January 9, 2020
Acidifying waters spell big trouble for our fisheries, aquaculture, and marine ecosystems and the communities that rely on them. A report released just this week by the National Oceanic and Atmospheric Administration (NOAA) projects that ocean acidification threatens to cause billions of dollars in damage to the U.S. economy, harming everything from crabs in Alaska to coral reefs in Florida and the Caribbean.
The good news is that if we act now — we can make a difference. We have the ability to change the course of ocean acidification with local actions and leadership.
The OA Alliance is proud to kick-off the New Year by releasing a video that calls on governments to take action now by advancing policy solutions across climate agreement frameworks and by creating Ocean Acidification (OA) Action Plans.
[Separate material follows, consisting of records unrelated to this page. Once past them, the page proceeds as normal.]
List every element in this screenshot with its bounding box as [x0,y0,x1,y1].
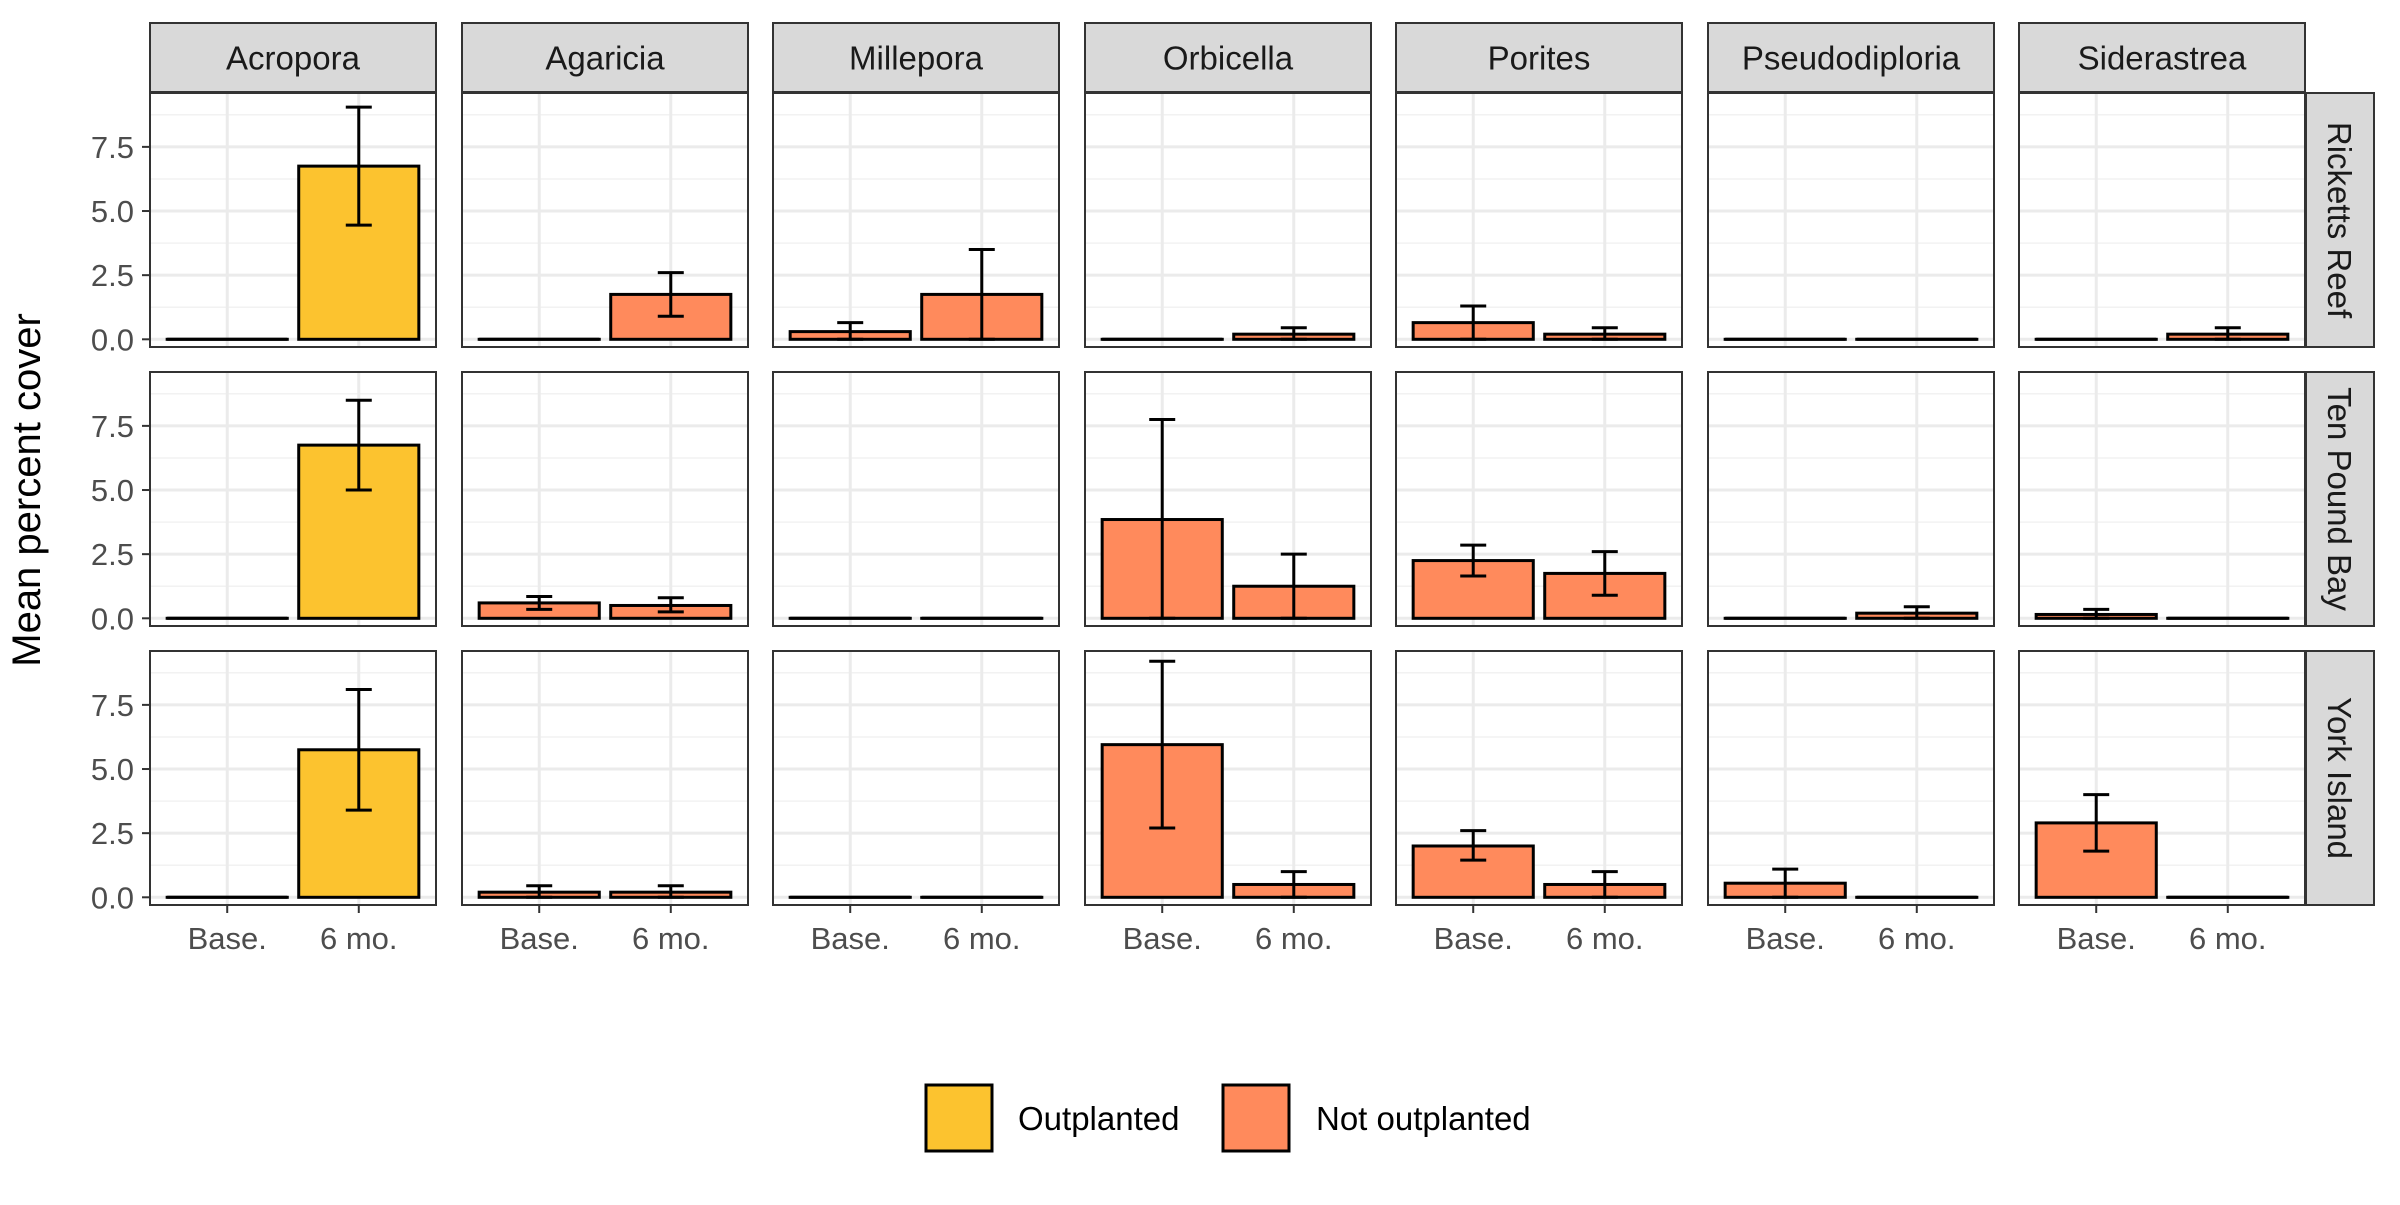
panel-ricketts-reef-orbicella [1085,93,1371,347]
panel-ricketts-reef-pseudodiploria [1708,93,1994,347]
x-tick-label: Base. [1434,921,1513,956]
x-tick-label: 6 mo. [2189,921,2267,956]
y-tick-label: 5.0 [91,473,134,508]
panel-ten-pound-bay-orbicella [1085,372,1371,626]
x-tick-label: 6 mo. [1878,921,1956,956]
legend-swatch [926,1085,992,1151]
column-strip-porites: Porites [1396,23,1682,92]
panel-background [462,651,748,905]
panel-york-island-siderastrea: Base. 6 mo. [2019,651,2305,956]
panel-ricketts-reef-agaricia [462,93,748,347]
panel-ten-pound-bay-acropora: 0.0 2.5 5.0 7.5 [91,372,436,636]
panel-background [462,372,748,626]
panel-york-island-porites: Base. 6 mo. [1396,651,1682,956]
legend-label: Outplanted [1018,1100,1179,1137]
panel-york-island-millepora: Base. 6 mo. [773,651,1059,956]
panel-background [773,651,1059,905]
row-strip-york-island: York Island [2306,651,2374,905]
y-tick-label: 0.0 [91,880,134,915]
panel-ten-pound-bay-porites [1396,372,1682,626]
column-strip-siderastrea: Siderastrea [2019,23,2305,92]
row-strip-label: York Island [2321,697,2358,859]
panel-york-island-acropora: 0.0 2.5 5.0 7.5 Base. 6 mo. [91,651,436,956]
x-tick-label: 6 mo. [320,921,398,956]
row-strip-ricketts-reef: Ricketts Reef [2306,93,2374,347]
panel-ten-pound-bay-agaricia [462,372,748,626]
panel-ricketts-reef-porites [1396,93,1682,347]
panel-background [2019,372,2305,626]
y-tick-label: 7.5 [91,688,134,723]
y-tick-label: 2.5 [91,537,134,572]
panel-background [1708,651,1994,905]
x-tick-label: 6 mo. [1566,921,1644,956]
x-tick-label: Base. [2057,921,2136,956]
column-strip-label: Acropora [226,40,361,77]
panels-layer: Acropora Agaricia Millepora Orbicella Porite… [91,23,2374,956]
panel-background [1396,93,1682,347]
y-tick-label: 0.0 [91,322,134,357]
column-strip-millepora: Millepora [773,23,1059,92]
panel-ten-pound-bay-millepora [773,372,1059,626]
panel-york-island-agaricia: Base. 6 mo. [462,651,748,956]
panel-background [1708,93,1994,347]
panel-background [2019,93,2305,347]
panel-background [1708,372,1994,626]
y-tick-label: 7.5 [91,130,134,165]
y-tick-label: 5.0 [91,194,134,229]
x-tick-label: Base. [188,921,267,956]
legend-swatch [1223,1085,1289,1151]
legend-item-not-outplanted: Not outplanted [1223,1085,1531,1151]
y-axis-label: Mean percent cover [5,313,49,667]
x-tick-label: Base. [500,921,579,956]
row-strip-label: Ten Pound Bay [2321,387,2358,611]
column-strip-label: Millepora [849,40,984,77]
y-tick-label: 0.0 [91,601,134,636]
legend-label: Not outplanted [1316,1100,1531,1137]
column-strip-agaricia: Agaricia [462,23,748,92]
panel-ten-pound-bay-siderastrea [2019,372,2305,626]
column-strip-orbicella: Orbicella [1085,23,1371,92]
x-tick-label: Base. [1123,921,1202,956]
y-tick-label: 7.5 [91,409,134,444]
legend-item-outplanted: Outplanted [926,1085,1179,1151]
y-tick-label: 2.5 [91,258,134,293]
panel-background [1085,93,1371,347]
row-strip-ten-pound-bay: Ten Pound Bay [2306,372,2374,626]
x-tick-label: 6 mo. [1255,921,1333,956]
panel-ricketts-reef-millepora [773,93,1059,347]
column-strip-label: Porites [1488,40,1591,77]
x-tick-label: Base. [811,921,890,956]
column-strip-label: Pseudodiploria [1742,40,1961,77]
column-strip-label: Agaricia [545,40,665,77]
panel-york-island-pseudodiploria: Base. 6 mo. [1708,651,1994,956]
x-tick-label: Base. [1746,921,1825,956]
panel-ricketts-reef-acropora: 0.0 2.5 5.0 7.5 [91,93,436,357]
row-strip-label: Ricketts Reef [2321,122,2358,319]
column-strip-pseudodiploria: Pseudodiploria [1708,23,1994,92]
panel-ricketts-reef-siderastrea [2019,93,2305,347]
panel-york-island-orbicella: Base. 6 mo. [1085,651,1371,956]
x-tick-label: 6 mo. [943,921,1021,956]
y-tick-label: 2.5 [91,816,134,851]
column-strip-acropora: Acropora [150,23,436,92]
legend: Outplanted Not outplanted [926,1085,1531,1151]
x-tick-label: 6 mo. [632,921,710,956]
panel-background [773,372,1059,626]
y-tick-label: 5.0 [91,752,134,787]
panel-ten-pound-bay-pseudodiploria [1708,372,1994,626]
column-strip-label: Siderastrea [2078,40,2247,77]
column-strip-label: Orbicella [1163,40,1294,77]
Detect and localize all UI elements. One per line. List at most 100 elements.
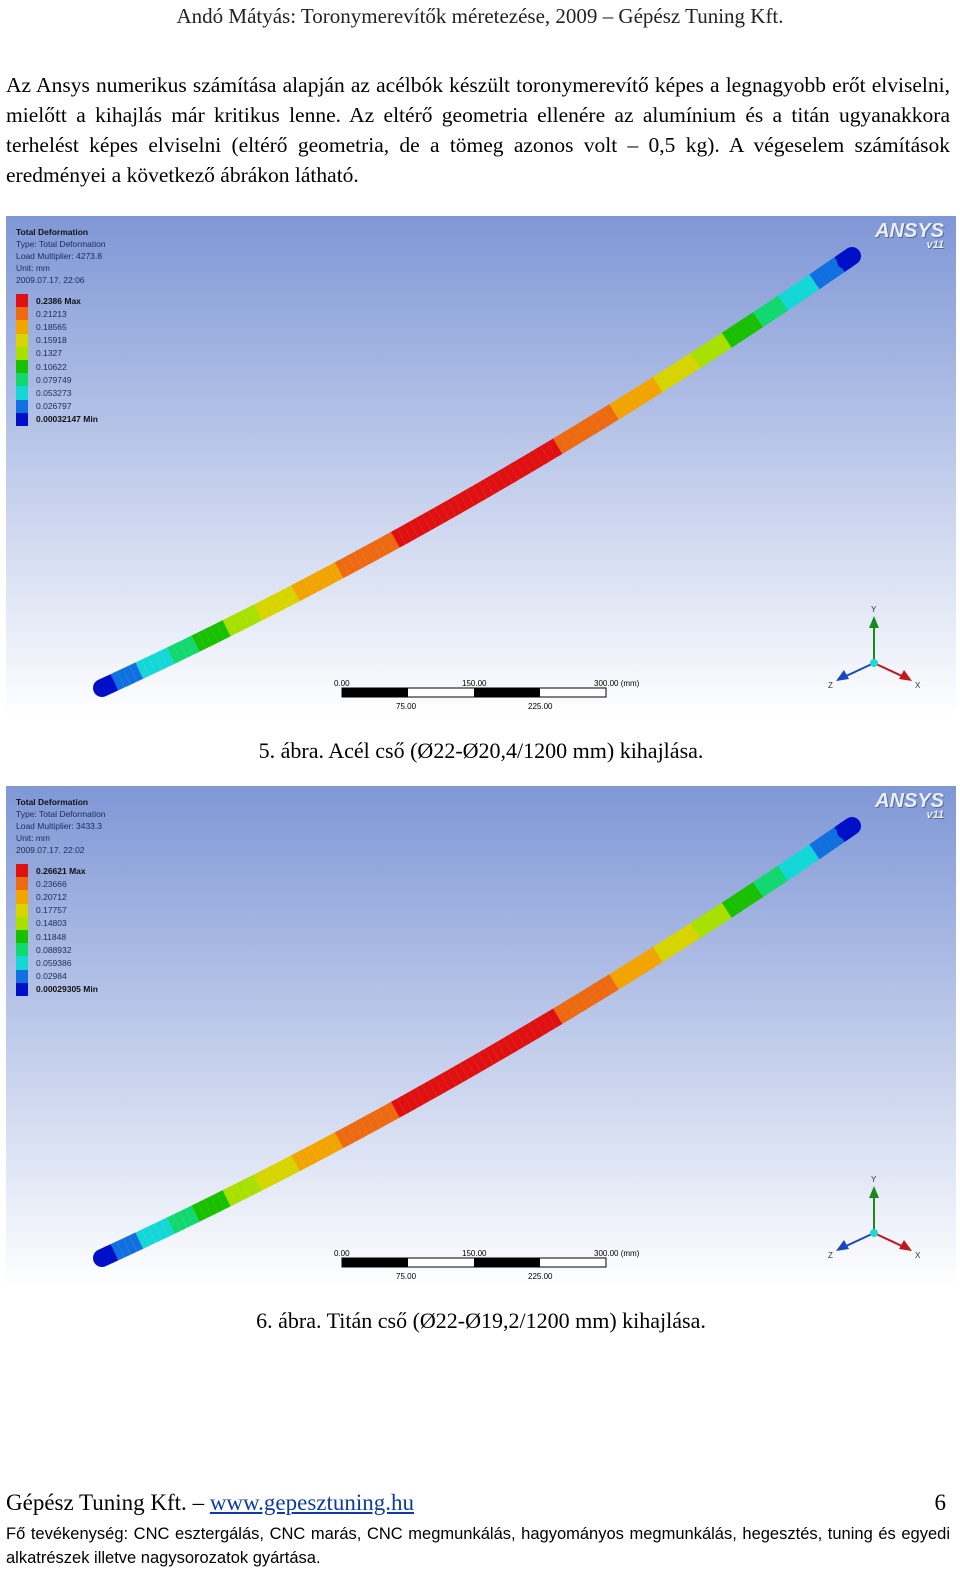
scale-bar: 0.00 150.00 300.00 (mm) 75.00 225.00	[334, 1249, 640, 1281]
beam-segment	[235, 610, 250, 631]
legend-row: 0.059386	[16, 956, 106, 970]
beam-segment	[765, 869, 782, 889]
beam-segment	[509, 1030, 525, 1050]
axis-z-label: Z	[828, 681, 833, 690]
legend-row: 0.26621 Max	[16, 864, 106, 878]
beam-segment	[771, 865, 789, 885]
legend: Total Deformation Type: Total Deformatio…	[16, 796, 106, 996]
beam-segment	[821, 261, 839, 281]
load-multiplier: Load Multiplier: 3433.3	[16, 821, 103, 831]
beam-segment	[478, 478, 494, 499]
beam-segment	[179, 638, 194, 658]
beam-segment	[172, 1211, 187, 1231]
beam-segment	[247, 604, 262, 624]
result-type: Type: Total Deformation	[16, 239, 106, 249]
beam-segment	[284, 585, 300, 605]
beam-segment	[671, 930, 688, 951]
beam-segment	[590, 981, 607, 1002]
beam-segment	[740, 316, 757, 336]
beam-segment	[609, 970, 626, 990]
beam-segment	[728, 894, 745, 914]
beam-segment	[453, 493, 469, 513]
beam-segment	[260, 598, 275, 618]
axis-y-label: Y	[871, 1175, 877, 1184]
beam-segment	[790, 282, 807, 302]
beam-segment	[235, 1180, 250, 1201]
beam-segment	[222, 617, 237, 637]
beam-segment	[185, 1205, 200, 1225]
beam-segment	[422, 511, 438, 531]
beam-segment	[453, 1063, 469, 1083]
legend-row: 0.18565	[16, 320, 106, 334]
beam-segment	[696, 914, 713, 935]
beam-segment	[447, 496, 463, 517]
beam-segment	[659, 938, 676, 959]
beam-segment	[104, 1244, 119, 1264]
beam-segment	[216, 1190, 231, 1210]
beam-segment	[110, 1241, 125, 1261]
beam-segment	[328, 1132, 344, 1152]
beam-segment	[621, 392, 638, 412]
scale-tick-150: 150.00	[462, 679, 487, 688]
beam-segment	[328, 562, 344, 582]
scale-tick-150: 150.00	[462, 1249, 487, 1258]
beam-segment	[372, 1108, 388, 1128]
beam-segment	[746, 312, 763, 332]
beam-segment	[253, 1171, 269, 1191]
beam-segment	[665, 364, 682, 385]
beam-segment	[759, 873, 776, 893]
beam-segment	[397, 524, 413, 545]
beam-segment	[160, 647, 175, 667]
beam-segment	[260, 1168, 275, 1188]
beam-segment	[803, 844, 820, 864]
result-title: Total Deformation	[16, 797, 89, 807]
beam-segment	[734, 890, 751, 910]
beam-segment	[815, 265, 833, 285]
beam-segment	[172, 641, 187, 661]
beam-segment	[191, 1202, 206, 1222]
beam-segment	[615, 966, 632, 986]
scale-tick-300: 300.00 (mm)	[594, 679, 640, 688]
scale-tick-75: 75.00	[396, 1272, 417, 1281]
beam-segment	[784, 857, 801, 877]
beam-segment	[334, 558, 350, 579]
website-link[interactable]: www.gepesztuning.hu	[209, 1490, 415, 1515]
beam-segment	[646, 946, 663, 967]
beam-segment	[653, 942, 669, 963]
beam-segment	[703, 910, 720, 930]
deformed-beam	[93, 247, 861, 697]
scale-tick-225: 225.00	[528, 1272, 553, 1281]
beam-segment	[309, 1142, 325, 1162]
beam-segment	[596, 408, 613, 428]
beam-segment	[784, 287, 801, 307]
beam-segment	[372, 538, 388, 558]
beam-segment	[104, 674, 119, 694]
footer-line: Gépész Tuning Kft. – www.gepesztuning.hu…	[6, 1490, 946, 1516]
beam-segment	[696, 344, 713, 365]
beam-segment	[291, 1152, 306, 1172]
beam-segment	[322, 1135, 338, 1155]
beam-segment	[546, 1008, 563, 1028]
beam-segment	[228, 613, 244, 634]
beam-segment	[528, 449, 544, 469]
load-multiplier: Load Multiplier: 4273.8	[16, 251, 103, 261]
beam-segment	[422, 1081, 438, 1101]
beam-segment	[796, 848, 814, 868]
beam-segment	[478, 1048, 494, 1069]
beam-segment	[771, 295, 789, 315]
beam-segment	[409, 1088, 425, 1108]
beam-segment	[496, 468, 513, 488]
beam-segment	[415, 1084, 431, 1104]
legend-row: 0.053273	[16, 386, 106, 400]
beam-segment	[684, 922, 701, 943]
page-number: 6	[934, 1490, 947, 1515]
beam-segment	[334, 1128, 350, 1149]
beam-segment	[709, 336, 726, 356]
beam-segment	[540, 1012, 557, 1032]
beam-segment	[465, 1056, 481, 1076]
beam-segment	[353, 1118, 369, 1139]
beam-segment	[204, 1196, 219, 1216]
beam-segment	[678, 356, 695, 377]
beam-segment	[565, 997, 582, 1017]
beam-segment	[266, 594, 281, 615]
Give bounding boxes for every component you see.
As President of the COP, the government of Chile worked with national partners and other non-Party stakeholders to ensure that the ocean was highlighted and played a central role in discussions and negotiations. The “Blue COP” was an important milestone for ensuring that findings of the IPCC SROCC are acknowledged across the UNFCCC and paves the way for the next decade of ocean and climate leadership.
The final COP25 decision, Chile Madrid Time for Action, includes several references to the importance of incorporating ocean mitigation and adaptation into the climate change agenda.